High concerns as over 250 000 domestic workers lose jobs due to lockdown:

The study, commissioned by Hlanganisa Institute of Development in Southern Africa and Izwi Domestic Workers Alliance, was conducted in Gauteng, KwaZulu-Natal and the Western Cape. The study covers the period from July to August.

The study also found that domestic workers are often asked to perform sexual favours.

Executive Director at Hlanganisa Institute, Bongiwe Ndondo highlights some of the cases.

“The son of the employer asked her not to wear any knickers around the house as she’s cleaning and going about her duties and then ask for sexual favours from her. That domestic worker in particular had raised that young man. So this is a young man who was born when she was already working for that family. There were others where employers walked around their homes naked. Some of them walked into the rooms of domestic workers during their private time. In the one instance, the employer asked for sexual favours for extra pay and the domestic worker obliged. He then invited his friends over and asked if his friends could also get the same sexual favours.”

Reporting sexual harassment

The study found that domestic workers risk losing their jobs if they report sexual harassment.

Amongst others, it found that domestic workers, many of whom are undocumented migrants, have no recourse for reporting sexual harassment by their employers.

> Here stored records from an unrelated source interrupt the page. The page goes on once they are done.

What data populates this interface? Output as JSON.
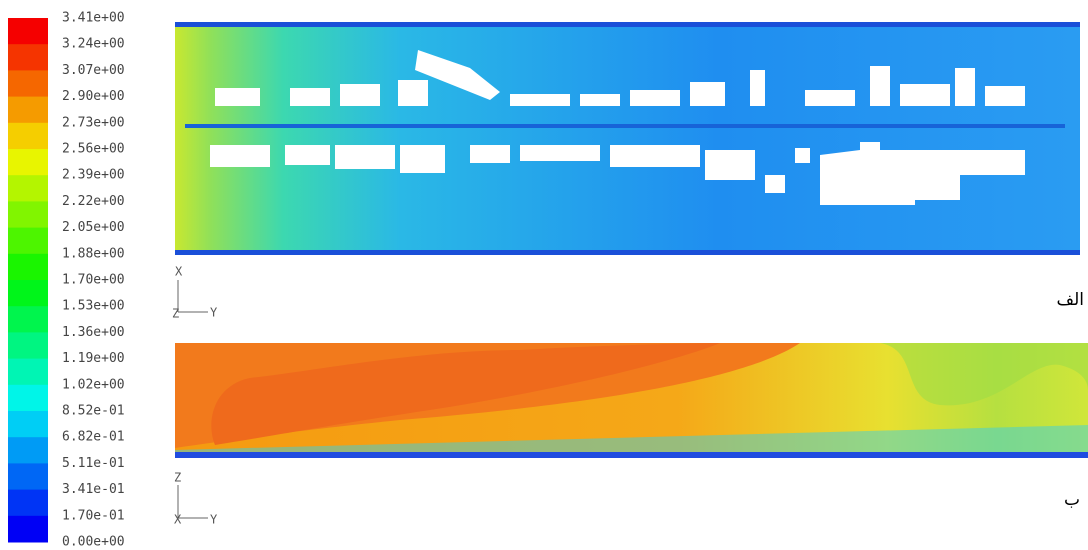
{
  "colorbar": {
    "labels": [
      "3.41e+00",
      "3.24e+00",
      "3.07e+00",
      "2.90e+00",
      "2.73e+00",
      "2.56e+00",
      "2.39e+00",
      "2.22e+00",
      "2.05e+00",
      "1.88e+00",
      "1.70e+00",
      "1.53e+00",
      "1.36e+00",
      "1.19e+00",
      "1.02e+00",
      "8.52e-01",
      "6.82e-01",
      "5.11e-01",
      "3.41e-01",
      "1.70e-01",
      "0.00e+00"
    ]
  },
  "panels": [
    {
      "label": "الف",
      "axes": {
        "vertical": "X",
        "origin": "Z",
        "horizontal": "Y"
      }
    },
    {
      "label": "ب",
      "axes": {
        "vertical": "Z",
        "origin": "X",
        "horizontal": "Y"
      }
    }
  ]
}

It also found that some are forced to perform sexual favours in exchange for money.

Ndondo says there is simply no structure to report abuse.

“With domestic workers, the only people that they can actually turn to are the very employers that they serve and so when your only recourse channel is also the very same people who are perpetuating the violence, many domestic workers find themselves between a rock and a hard place because in most cases, reporting the abuse could actually result in losing their jobs. And we know how vulnerable the group is and how difficult it is to secure employment; especially for domestic workers where the great majority of them are actually undocumented migrants. Many of these domestic workers end up not reporting at all.”